When I receive the bitmaps, the come on a .d64 disk image. This image contains a loader and the image file as a seperate .prg file on the disk. Using a tool like DirMaster (link) I can export the .prg into a new file on my hard drive. With the .prg extracted as a physical file outside the .d64, I’m ready to start converting it.
Why convert it instead of just dumping the data into my .asm file? Because the logos are usually 8 or 9 characters high at most. That leaves the rest of the data unnecessary. Although the data is run length encoded, it’s still a lot of wasted bytes I don’t need to be loading or filling memory up with. It also has an extra table at the end of the file I do not need. As an example, one 9 char high logo was originally compressed as 3724 bytes. After stripping out the unnecessary data and compressing again (still using rle), that came down to 3242 bytes – cutting off a nice 482 bytes.

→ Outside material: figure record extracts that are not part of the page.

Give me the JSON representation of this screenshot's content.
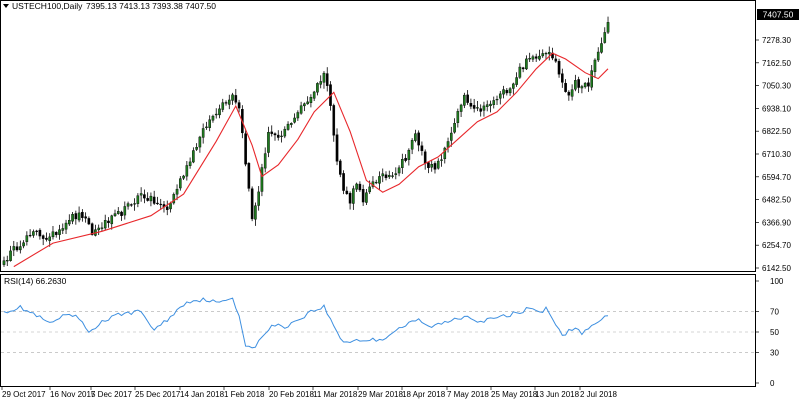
{
  "header": {
    "symbol": "USTECH100,Daily",
    "ohlc": "7395.13 7413.13 7393.38 7407.50",
    "dropdown_icon": "triangle-down-icon"
  },
  "rsi_header": {
    "label": "RSI(14) 66.2630"
  },
  "colors": {
    "bull_body": "#1e7a1e",
    "bear_body": "#000000",
    "wick": "#000000",
    "ma_line": "#e8282c",
    "rsi_line": "#3d8fe0",
    "grid": "#aaaaaa",
    "last_price_bg": "#000000",
    "last_price_fg": "#ffffff"
  },
  "chart_data": [
    {
      "type": "candlestick",
      "title": "USTECH100,Daily",
      "ylim": [
        6142.5,
        7450
      ],
      "y_ticks": [
        "7278.30",
        "7162.50",
        "7050.30",
        "6938.10",
        "6822.50",
        "6710.30",
        "6594.70",
        "6482.50",
        "6366.90",
        "6254.70",
        "6142.50"
      ],
      "last_price": "7407.50",
      "x_labels": [
        "29 Oct 2017",
        "16 Nov 2017",
        "5 Dec 2017",
        "25 Dec 2017",
        "14 Jan 2018",
        "1 Feb 2018",
        "20 Feb 2018",
        "11 Mar 2018",
        "29 Mar 2018",
        "18 Apr 2018",
        "7 May 2018",
        "25 May 2018",
        "13 Jun 2018",
        "2 Jul 2018"
      ],
      "close_anchors": [
        [
          0,
          6190
        ],
        [
          6,
          6300
        ],
        [
          10,
          6330
        ],
        [
          14,
          6300
        ],
        [
          20,
          6410
        ],
        [
          24,
          6420
        ],
        [
          27,
          6330
        ],
        [
          30,
          6370
        ],
        [
          33,
          6400
        ],
        [
          37,
          6450
        ],
        [
          42,
          6530
        ],
        [
          46,
          6490
        ],
        [
          50,
          6450
        ],
        [
          54,
          6600
        ],
        [
          58,
          6750
        ],
        [
          62,
          6880
        ],
        [
          66,
          6980
        ],
        [
          70,
          7040
        ],
        [
          72,
          6980
        ],
        [
          74,
          6700
        ],
        [
          76,
          6400
        ],
        [
          78,
          6550
        ],
        [
          81,
          6850
        ],
        [
          84,
          6800
        ],
        [
          87,
          6880
        ],
        [
          90,
          6950
        ],
        [
          94,
          7030
        ],
        [
          98,
          7150
        ],
        [
          100,
          7000
        ],
        [
          102,
          6700
        ],
        [
          104,
          6550
        ],
        [
          106,
          6500
        ],
        [
          108,
          6600
        ],
        [
          110,
          6480
        ],
        [
          113,
          6600
        ],
        [
          117,
          6620
        ],
        [
          120,
          6650
        ],
        [
          123,
          6720
        ],
        [
          126,
          6830
        ],
        [
          129,
          6700
        ],
        [
          132,
          6650
        ],
        [
          135,
          6750
        ],
        [
          138,
          6900
        ],
        [
          141,
          7020
        ],
        [
          144,
          6950
        ],
        [
          147,
          6970
        ],
        [
          150,
          7000
        ],
        [
          153,
          7050
        ],
        [
          156,
          7100
        ],
        [
          158,
          7170
        ],
        [
          161,
          7220
        ],
        [
          164,
          7250
        ],
        [
          167,
          7270
        ],
        [
          169,
          7200
        ],
        [
          171,
          7100
        ],
        [
          173,
          7020
        ],
        [
          175,
          7120
        ],
        [
          177,
          7060
        ],
        [
          179,
          7100
        ],
        [
          182,
          7250
        ],
        [
          185,
          7407.5
        ]
      ],
      "moving_average": {
        "period": 20,
        "points": [
          [
            3,
            6160
          ],
          [
            15,
            6280
          ],
          [
            30,
            6340
          ],
          [
            45,
            6420
          ],
          [
            55,
            6530
          ],
          [
            65,
            6800
          ],
          [
            71,
            6980
          ],
          [
            76,
            6780
          ],
          [
            79,
            6620
          ],
          [
            84,
            6680
          ],
          [
            90,
            6810
          ],
          [
            95,
            6950
          ],
          [
            101,
            7050
          ],
          [
            106,
            6850
          ],
          [
            111,
            6600
          ],
          [
            116,
            6540
          ],
          [
            121,
            6580
          ],
          [
            127,
            6670
          ],
          [
            133,
            6720
          ],
          [
            139,
            6810
          ],
          [
            145,
            6900
          ],
          [
            151,
            6950
          ],
          [
            157,
            7050
          ],
          [
            163,
            7170
          ],
          [
            168,
            7250
          ],
          [
            172,
            7220
          ],
          [
            178,
            7150
          ],
          [
            182,
            7120
          ],
          [
            185,
            7170
          ]
        ]
      }
    },
    {
      "type": "line",
      "title": "RSI(14) 66.2630",
      "ylim": [
        0,
        100
      ],
      "y_ticks": [
        "100",
        "70",
        "50",
        "30",
        "0"
      ],
      "levels": [
        70,
        50,
        30
      ],
      "anchors": [
        [
          0,
          70
        ],
        [
          5,
          74
        ],
        [
          10,
          66
        ],
        [
          14,
          58
        ],
        [
          18,
          65
        ],
        [
          22,
          66
        ],
        [
          26,
          50
        ],
        [
          30,
          60
        ],
        [
          36,
          68
        ],
        [
          42,
          70
        ],
        [
          46,
          52
        ],
        [
          50,
          62
        ],
        [
          56,
          80
        ],
        [
          62,
          82
        ],
        [
          66,
          78
        ],
        [
          70,
          84
        ],
        [
          72,
          66
        ],
        [
          74,
          38
        ],
        [
          76,
          33
        ],
        [
          78,
          40
        ],
        [
          82,
          57
        ],
        [
          86,
          55
        ],
        [
          90,
          62
        ],
        [
          94,
          70
        ],
        [
          98,
          75
        ],
        [
          100,
          62
        ],
        [
          102,
          50
        ],
        [
          104,
          40
        ],
        [
          108,
          42
        ],
        [
          112,
          42
        ],
        [
          116,
          43
        ],
        [
          120,
          52
        ],
        [
          124,
          58
        ],
        [
          127,
          62
        ],
        [
          130,
          55
        ],
        [
          134,
          58
        ],
        [
          138,
          63
        ],
        [
          142,
          66
        ],
        [
          146,
          60
        ],
        [
          150,
          63
        ],
        [
          154,
          66
        ],
        [
          158,
          70
        ],
        [
          162,
          74
        ],
        [
          164,
          68
        ],
        [
          166,
          74
        ],
        [
          169,
          58
        ],
        [
          171,
          45
        ],
        [
          173,
          52
        ],
        [
          175,
          55
        ],
        [
          177,
          47
        ],
        [
          179,
          53
        ],
        [
          182,
          60
        ],
        [
          185,
          66
        ]
      ]
    }
  ]
}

Therefore, I want to be able to inflate the compressed data from the .prg and then only compress the lines I wish to use. First thing to do is look at the amica paint format itself:
Each of the data blocks are compressed with run length encoding. This format uses $c2 (194) as the escape byte. This is then followed by a count byte and then the byte to store. It also uses $c2 followed by $00 to signify the end of file.
At this point I wrote up a script in lua which would load the specified file, inflate the data, then rip out only the lines required. It will then apply run length encoding to the stripped data and save out in a text format that can be cut and paste into my .asm files.
I added multiple export options which allow the data to be compressed, uncompressed, include some header values like background colour, origin and data pointers. In the end, I have a file that looks similar to this:
It’s much easier to run the .prg through this script instead of manually editing the .prg file to only includes the lines I want and the savings in bytes make it well worth it.
With the converted data, it’s simply a matter of unpacking it into memory and then copying the screen and colour ram into the correct locations.